Gericht OVG Berlin-Brandenburg 10. Senat Entscheidungsdatum 19.05.2011
Aktenzeichen OVG 10 B 7.10 ECLI
Dokumententyp Urteil Verfahrensgang -
Normen § 20 Abs 3 S 2 VwVG BB, § 25 Abs 3 VwVG BB, § 43 VwGO, § 173 VwGO, § 767 ZPO

Tenor

Das Urteil des Verwaltungsgerichts Frankfurt (Oder) vom 20. März 2007 wird geändert.

Es wird festgestellt, dass die Beitreibung der mit Bescheiden vom 10. September 2001 und 29. November 2001 festgesetzten Zwangsgelder unzulässig ist.

Der Beklagte trägt die Kosten des Verfahrens.

Das Urteil ist hinsichtlich der Kosten vorläufig vollstreckbar.

Der Beklagte darf die Vollstreckung gegen Sicherheitsleistung in Höhe des aus dem Urteil vollstreckbaren Betrages abwenden, wenn nicht der Kläger vor der Vollstreckung Sicherheit in Höhe des jeweils beizutreibenden Betrages leistet.

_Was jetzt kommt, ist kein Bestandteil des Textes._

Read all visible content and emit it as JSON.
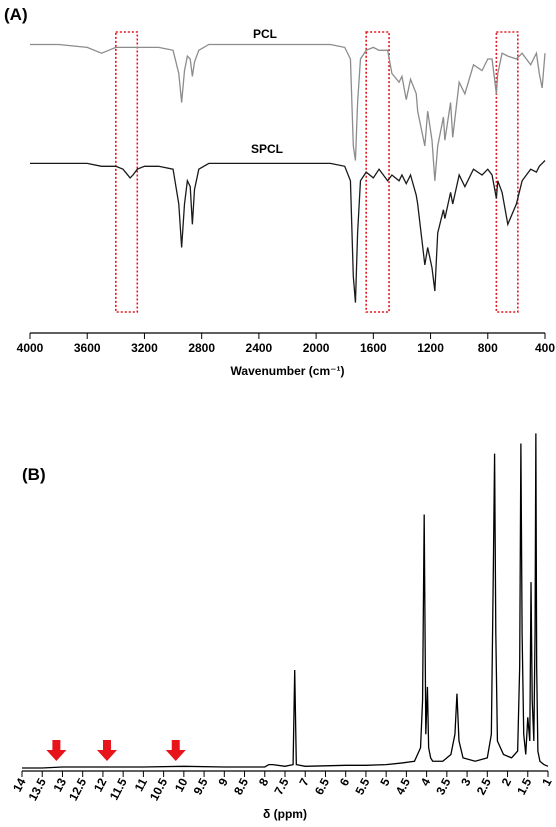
{
  "chart_data": [
    {
      "type": "line",
      "panel_label": "(A)",
      "xlabel": "Wavenumber (cm⁻¹)",
      "xlim": [
        4000,
        400
      ],
      "xticks": [
        4000,
        3600,
        3200,
        2800,
        2400,
        2000,
        1600,
        1200,
        800,
        400
      ],
      "ylim": [
        0,
        100
      ],
      "x": [
        4000,
        3800,
        3600,
        3500,
        3450,
        3400,
        3350,
        3300,
        3280,
        3250,
        3200,
        3100,
        3000,
        2960,
        2940,
        2920,
        2900,
        2880,
        2865,
        2850,
        2820,
        2750,
        2600,
        2400,
        2200,
        2000,
        1900,
        1800,
        1760,
        1740,
        1725,
        1710,
        1690,
        1650,
        1600,
        1560,
        1500,
        1470,
        1420,
        1400,
        1370,
        1340,
        1300,
        1290,
        1240,
        1220,
        1190,
        1170,
        1150,
        1110,
        1100,
        1060,
        1045,
        1000,
        960,
        900,
        840,
        800,
        770,
        740,
        730,
        700,
        660,
        600,
        560,
        500,
        460,
        440,
        420,
        400
      ],
      "series": [
        {
          "name": "PCL",
          "color": "#8c8c8c",
          "values": [
            95,
            95,
            94,
            92,
            93,
            94,
            94,
            94,
            94,
            94,
            94,
            94,
            93,
            85,
            75,
            86,
            91,
            90,
            84,
            89,
            93,
            95,
            95,
            95,
            95,
            95,
            95,
            94,
            90,
            60,
            55,
            75,
            90,
            93,
            94,
            93,
            93,
            85,
            82,
            84,
            76,
            83,
            78,
            72,
            60,
            72,
            62,
            48,
            60,
            70,
            62,
            75,
            63,
            82,
            78,
            88,
            86,
            90,
            90,
            78,
            85,
            92,
            91,
            90,
            92,
            88,
            92,
            85,
            80,
            92
          ]
        },
        {
          "name": "SPCL",
          "color": "#1a1a1a",
          "values": [
            54,
            54,
            54,
            53,
            53,
            53,
            52,
            49,
            50,
            52,
            53,
            53,
            52,
            40,
            25,
            40,
            48,
            46,
            33,
            45,
            52,
            54,
            54,
            54,
            54,
            54,
            54,
            53,
            48,
            15,
            6,
            30,
            48,
            51,
            49,
            52,
            48,
            50,
            48,
            50,
            47,
            50,
            43,
            40,
            19,
            25,
            18,
            10,
            30,
            38,
            35,
            44,
            40,
            50,
            46,
            52,
            50,
            52,
            50,
            42,
            48,
            44,
            33,
            40,
            48,
            52,
            51,
            53,
            54,
            55
          ]
        }
      ],
      "highlights": [
        [
          3400,
          3250
        ],
        [
          1650,
          1490
        ],
        [
          740,
          590
        ]
      ],
      "highlight_color": "#e8141c"
    },
    {
      "type": "line",
      "panel_label": "(B)",
      "xlabel": "δ (ppm)",
      "xlim": [
        14,
        1
      ],
      "xticks": [
        14,
        13.5,
        13,
        12.5,
        12,
        11.5,
        11,
        10.5,
        10,
        9.5,
        9,
        8.5,
        8,
        7.5,
        7,
        6.5,
        6,
        5.5,
        5,
        4.5,
        4,
        3.5,
        3,
        2.5,
        2,
        1.5,
        1
      ],
      "ylim": [
        0,
        100
      ],
      "x": [
        14,
        13.5,
        13,
        12,
        11,
        10,
        9,
        8,
        7.9,
        7.8,
        7.5,
        7.3,
        7.26,
        7.22,
        7,
        6,
        5.5,
        5,
        4.6,
        4.3,
        4.15,
        4.1,
        4.06,
        4.02,
        3.98,
        3.95,
        3.9,
        3.85,
        3.6,
        3.4,
        3.3,
        3.25,
        3.2,
        3.1,
        2.8,
        2.5,
        2.4,
        2.35,
        2.32,
        2.29,
        2.25,
        2.1,
        1.9,
        1.75,
        1.7,
        1.67,
        1.64,
        1.6,
        1.55,
        1.5,
        1.45,
        1.42,
        1.39,
        1.35,
        1.32,
        1.3,
        1.28,
        1.25,
        1.2,
        1.1,
        1
      ],
      "series": [
        {
          "color": "#000000",
          "values": [
            0,
            0,
            0.3,
            0.3,
            0.3,
            0.5,
            0.3,
            0.3,
            1,
            1,
            0.5,
            1,
            29,
            1,
            0.5,
            0.8,
            0.8,
            1,
            1.5,
            2,
            6,
            20,
            75,
            10,
            24,
            6,
            3,
            2,
            2,
            4,
            10,
            22,
            8,
            3,
            2,
            3,
            10,
            60,
            93,
            40,
            8,
            4,
            3,
            5,
            30,
            96,
            40,
            10,
            4,
            15,
            8,
            55,
            20,
            8,
            40,
            99,
            30,
            5,
            2,
            1,
            0.5
          ]
        }
      ],
      "arrows": [
        13.15,
        11.9,
        10.2
      ],
      "arrow_color": "#e8141c"
    }
  ]
}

Die Revision wird nicht zugelassen.

Tatbestand

Der Kläger wendet sich gegen die Beitreibung von Zwangsgeldern aus zwei (rechtskräftigen) Zwangsgeldfestsetzungsbescheiden.

Der Kläger unterhielt auf seinem Grundstück K… in Wandlitz einen Hundezwinger mit Huskies. Mit Bescheid vom 4. Januar 2001 untersagte ihm der Beklagte die Nutzung dieses Zwingers, ordnete die sofortige Vollziehung des Bescheides an und drohte für den Fall der Nichtbefolgung ein Zwangsgeld in Höhe von 5.000 DM an. Gegen diesen Bescheid erhob der Kläger nach erfolglosem Widerspruchsverfahren Klage (7 K 1213/01). Während des Klageverfahrens setzte der Beklagte unter dem 10. September 2001 das zuvor angedrohte Zwangsgeld von 5.000 DM fest und drohte zugleich ein weiteres Zwangsgeld in Höhe von 8.000 DM an, „um die verfügte Nutzungsuntersagung mit Nachdruck … durchzusetzen“. Mit Bescheid vom 29. November 2001 setzte er das angedrohte Zwangsgeld von 8.000 DM fest und drohte ein weiteres Zwangsgeld über 8.000 DM an. Gegen beide Zwangsgeldfestsetzungsbescheide legte der Kläger erfolglos Widerspruch ein und erhob anschließend Klage (7 K 2599/01 und 7 K 238/02).

Mit Urteilen vom 16. Oktober 2002 wies das Verwaltungsgericht die drei Klagen ab. Nach Eintritt der Rechtskraft gab der Kläger kurz vor Weihnachten 2002 die Nutzung des Hundezwingers auf und baute diesen im Januar 2003 weitgehend ab. Zugleich errichtete er auf dem Grundstück an anderer Stelle mit niedrigeren Bauelementen einen neuen Hundezwinger.

Im Dezember 2002 beauftragte der Beklagte die Gerichtsvollzieherverteilerstelle am Wohnort des Klägers mit der Beitreibung diverser Forderungen, darunter die festgesetzten Zwangsgelder in Höhe von 5.000 DM und 8.000 DM. Nach einem erfolglosen Vollstreckungsversuch beantragte er im Februar 2003 beim Amtsgericht Schwabach die Abnahme der eidesstattlichen Versicherung. Unter dem 12. Februar 2003 erklärte sich der Kläger zur Begleichung diverser Gebührenforderungen bereit und wies darauf hin, dass es sich bei der betriebenen Zwangsvollstreckung im Übrigen um eine Erzwingungsvollstreckung handele und diese einzustellen sei, weil er die Nutzung der streitigen baulichen Anlage aufgegeben habe. Der Beklagte lehnte eine Einstellung der Vollstreckung ab, weil der Kläger die Hundezwingeranlage nur örtlich versetzt habe und weiter nutze.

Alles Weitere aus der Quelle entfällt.